Of course, isn’t that what leftists always wanted, tolerance for deviancy?
“Fewer than 10% of priests were molesters”
Try about 3%. And there is sexual abuse cases in all religions. Studies have shown a higher percentage in protestants faiths than Catholics, but Catholicism is where the money is, so follow the money.
4-5% of all American priests. 2/3 of all American bishops. I wish I could say they were out of context - but IMO they're not. I think we can all agree that some bishops tried to stop the crisis, while others perpetuated it. We know there were some bishops (Weakland in America and Vangheluwe in Belgium) who not only moved perpetrators around knowingly, but were perpetrators themselves. Despite that, the John Jay report assigns only five categories to sum up all of the bishops' responses - innovators, early adopters, early majority, later majority, and laggards. The John Jay study was commissioned and paid for by the US bishops, making it telling that no category was created for "bishop perpetrators".
[Faithful Departed author Philip] Lawler points out that while less than five percent of American priests have been accused of sexual abuse, some two-thirds of our bishops were apparently complicit in cover-ups. The real scandal isn't the sick excesses of a few dozen pedophiles, or even the hundreds of priests who had affairs with teenage boys -- the bulk of abuse cases. No, according to Lawler, it is the malfeasance of wealthy, powerful, and evidently worldly men who fill the thrones -- but not the shoes -- of the apostles. In case after case, we read in their correspondence, in the records of their soulless, bureaucratic responses to victims of psychic torture and spiritual betrayal, these bishops' prime concern was to save the infrastructure, the bricks and mortar and mortgages. Ironically, their lack of a supernatural concern for souls is precisely what cost them so much money in the end.
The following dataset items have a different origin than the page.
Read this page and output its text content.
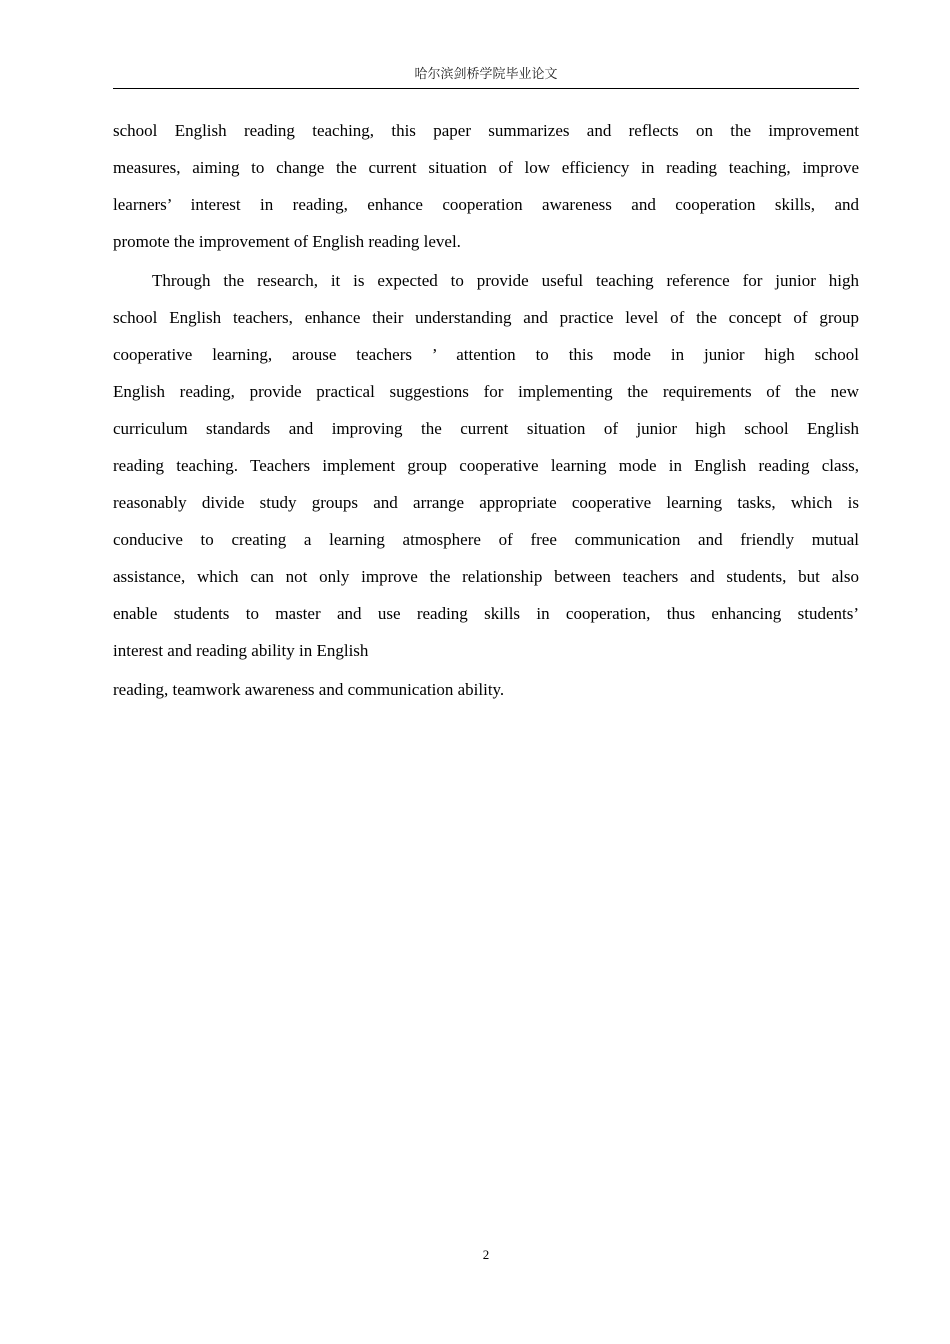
哈尔滨剑桥学院毕业论文
school English reading teaching, this paper summarizes and reflects on the improvement
measures, aiming to change the current situation of low efficiency in reading teaching, improve
learners’ interest in reading, enhance cooperation awareness and cooperation skills, and
promote the improvement of English reading level.
Through the research, it is expected to provide useful teaching reference for junior high
school English teachers, enhance their understanding and practice level of the concept of group
cooperative learning, arouse teachers ’ attention to this mode in junior high school
English reading, provide practical suggestions for implementing the requirements of the new
curriculum standards and improving the current situation of junior high school English
reading teaching. Teachers implement group cooperative learning mode in English reading class,
reasonably divide study groups and arrange appropriate cooperative learning tasks, which is
conducive to creating a learning atmosphere of free communication and friendly mutual
assistance, which can not only improve the relationship between teachers and students, but also
enable students to master and use reading skills in cooperation, thus enhancing students’
interest and reading ability in English
reading, teamwork awareness and communication ability.
2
-- from the thread Kneeling Before the World"The Dublin Archdiocese's preoccupations in dealing with cases of child sexual abuse, at least until the mid-1990s, were the maintenance of secrecy, the avoidance of scandal, the protection of the reputation of the church and the preservation of its assets," said the report. "All other considerations, including the welfare of children and justice for victims, were subordinated to these priorities. The archdiocese did not implement its own canon law rules and did its best to avoid any application of the law of the state"....
-- from the thread Pope calls Irish church leaders to Vatican to discuss abuse report
A rather telling admission, I would say.
A deeper problem is Dolan inability to defend the Churchs position about homosexuality. He is afraid of looking intolerant, and this prevents him from say, yes, homosexual sex is a grave sin, like other forms of human lust, and to organize politically to protect this sort of behave is something that the Church ought to oppose. Gay rights is like Leper rights: rights to infect others.